Sonja reminisced about her childhood, when the community was “led by the Holy Spirit and flavored by the blues.” It was a time before desegregation, when everything you wanted was “down the street” and black communities had no choice but to rely on their neighbors for goods and services. 

 

Sonja experienced desegregation first hand. She was in the last graduating class of Baker Academy, the city’s only black school. She and others were apprehensive at the thought of attending the mostly white Charlotte High School, but she said she never had many problems there and was glad to be exposed to a better education. 

 

Sonja left Florida and sought a career in Atlanta. She married, had children and worked as a government employee for 34 years. When it was time to retire, she longed for the society she had grown up in.

 

She relocated to Punt Gorda in 2005, but the busting village she had known as a child was gone. Many of the homes in her old neighborhood had been torn down and the guava and mango trees that she had once picked, were cut down. None of the businesses were just “down the street” anymore. Following desegregation, the black community had dispersed into a larger area marking the end to the collective African American area, which happened in so many other Florida cities. 

 

Sonja began to reminisce; so much so, that she wrote a book.

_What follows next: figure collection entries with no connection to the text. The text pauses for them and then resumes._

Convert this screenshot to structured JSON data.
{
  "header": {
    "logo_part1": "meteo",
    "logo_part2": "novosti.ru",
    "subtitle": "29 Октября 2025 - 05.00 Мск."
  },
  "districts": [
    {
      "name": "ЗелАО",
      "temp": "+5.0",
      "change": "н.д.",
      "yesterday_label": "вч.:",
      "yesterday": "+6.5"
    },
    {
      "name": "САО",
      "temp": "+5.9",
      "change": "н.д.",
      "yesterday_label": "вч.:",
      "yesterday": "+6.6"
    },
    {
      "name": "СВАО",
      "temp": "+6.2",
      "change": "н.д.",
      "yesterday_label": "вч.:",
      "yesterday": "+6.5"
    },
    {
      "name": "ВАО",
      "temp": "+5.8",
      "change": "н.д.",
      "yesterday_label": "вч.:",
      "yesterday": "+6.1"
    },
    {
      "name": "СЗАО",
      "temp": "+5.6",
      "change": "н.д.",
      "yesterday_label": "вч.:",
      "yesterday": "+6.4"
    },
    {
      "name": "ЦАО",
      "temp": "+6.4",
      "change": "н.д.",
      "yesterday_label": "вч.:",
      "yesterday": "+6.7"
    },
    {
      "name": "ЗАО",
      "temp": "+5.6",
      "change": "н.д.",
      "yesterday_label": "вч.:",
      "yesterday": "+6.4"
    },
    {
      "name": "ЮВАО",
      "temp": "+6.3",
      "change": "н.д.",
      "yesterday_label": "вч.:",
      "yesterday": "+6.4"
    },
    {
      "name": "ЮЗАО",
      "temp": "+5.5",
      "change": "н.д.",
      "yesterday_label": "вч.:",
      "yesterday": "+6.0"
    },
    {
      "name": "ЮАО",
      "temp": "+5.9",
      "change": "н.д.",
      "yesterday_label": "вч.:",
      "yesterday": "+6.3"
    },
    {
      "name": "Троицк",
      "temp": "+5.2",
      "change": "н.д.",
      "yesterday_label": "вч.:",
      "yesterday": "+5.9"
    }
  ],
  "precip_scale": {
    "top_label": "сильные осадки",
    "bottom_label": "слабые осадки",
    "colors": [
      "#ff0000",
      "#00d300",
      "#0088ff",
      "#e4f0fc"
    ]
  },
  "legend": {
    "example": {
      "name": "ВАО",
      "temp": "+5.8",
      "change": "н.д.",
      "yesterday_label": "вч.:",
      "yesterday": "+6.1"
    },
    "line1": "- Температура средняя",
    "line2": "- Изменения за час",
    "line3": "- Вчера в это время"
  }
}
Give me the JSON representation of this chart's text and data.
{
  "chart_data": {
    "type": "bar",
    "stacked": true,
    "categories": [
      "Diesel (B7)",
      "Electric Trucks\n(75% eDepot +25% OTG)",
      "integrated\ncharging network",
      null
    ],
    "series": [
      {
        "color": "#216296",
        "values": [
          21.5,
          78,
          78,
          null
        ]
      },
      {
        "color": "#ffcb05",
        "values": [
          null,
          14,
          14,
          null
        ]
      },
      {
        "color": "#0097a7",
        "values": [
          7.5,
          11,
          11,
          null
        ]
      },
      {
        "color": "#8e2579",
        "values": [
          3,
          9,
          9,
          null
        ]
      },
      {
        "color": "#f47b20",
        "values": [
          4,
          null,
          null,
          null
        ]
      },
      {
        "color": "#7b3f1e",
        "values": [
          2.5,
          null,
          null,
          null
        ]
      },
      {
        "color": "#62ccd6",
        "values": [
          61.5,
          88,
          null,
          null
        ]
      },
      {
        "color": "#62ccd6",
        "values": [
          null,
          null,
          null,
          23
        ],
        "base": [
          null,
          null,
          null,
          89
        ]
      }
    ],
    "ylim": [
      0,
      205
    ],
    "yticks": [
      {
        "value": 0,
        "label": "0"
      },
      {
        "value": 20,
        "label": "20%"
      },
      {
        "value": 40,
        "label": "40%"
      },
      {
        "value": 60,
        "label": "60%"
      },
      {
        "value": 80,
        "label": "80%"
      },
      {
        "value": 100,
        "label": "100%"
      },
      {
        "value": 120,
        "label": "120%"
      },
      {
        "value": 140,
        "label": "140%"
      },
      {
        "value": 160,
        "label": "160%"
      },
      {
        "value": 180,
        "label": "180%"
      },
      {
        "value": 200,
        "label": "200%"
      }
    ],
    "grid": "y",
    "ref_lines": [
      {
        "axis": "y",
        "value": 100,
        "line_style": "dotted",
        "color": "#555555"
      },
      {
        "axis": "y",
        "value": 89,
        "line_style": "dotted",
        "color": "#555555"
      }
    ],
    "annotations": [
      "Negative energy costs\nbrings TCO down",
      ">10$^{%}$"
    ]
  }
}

Down the Street was intended to be her personal insight into Punta Gorda’s black culture in the 1950s, when jazz and soul emanated through the un-airconditioned homes of Trabue Woods.

 

Today the old Cochran Street is quite. But with Sonja pointing out the old landmarks I got a sense of what it was like. I could almost hear the music coming from Ward’s Bar and smell BBQ cooking at Gollman’s.

 

So, two visits, two different history lessons, told from the mouths of the women who lived it. The museum is filled with exhibits and books and all the things you would expect at a museum of course, but if you pass up the opportunity to talk with the women who volunteer there, you're not getting the entire experience. The Blanchard House is more than a museum. It's a place where history is told, where friends meet, where you can experience a piece of Florida that exists only in the tales of women like Eunice and Sonja. Go to the Blanchard House; just make sure you have time to listen.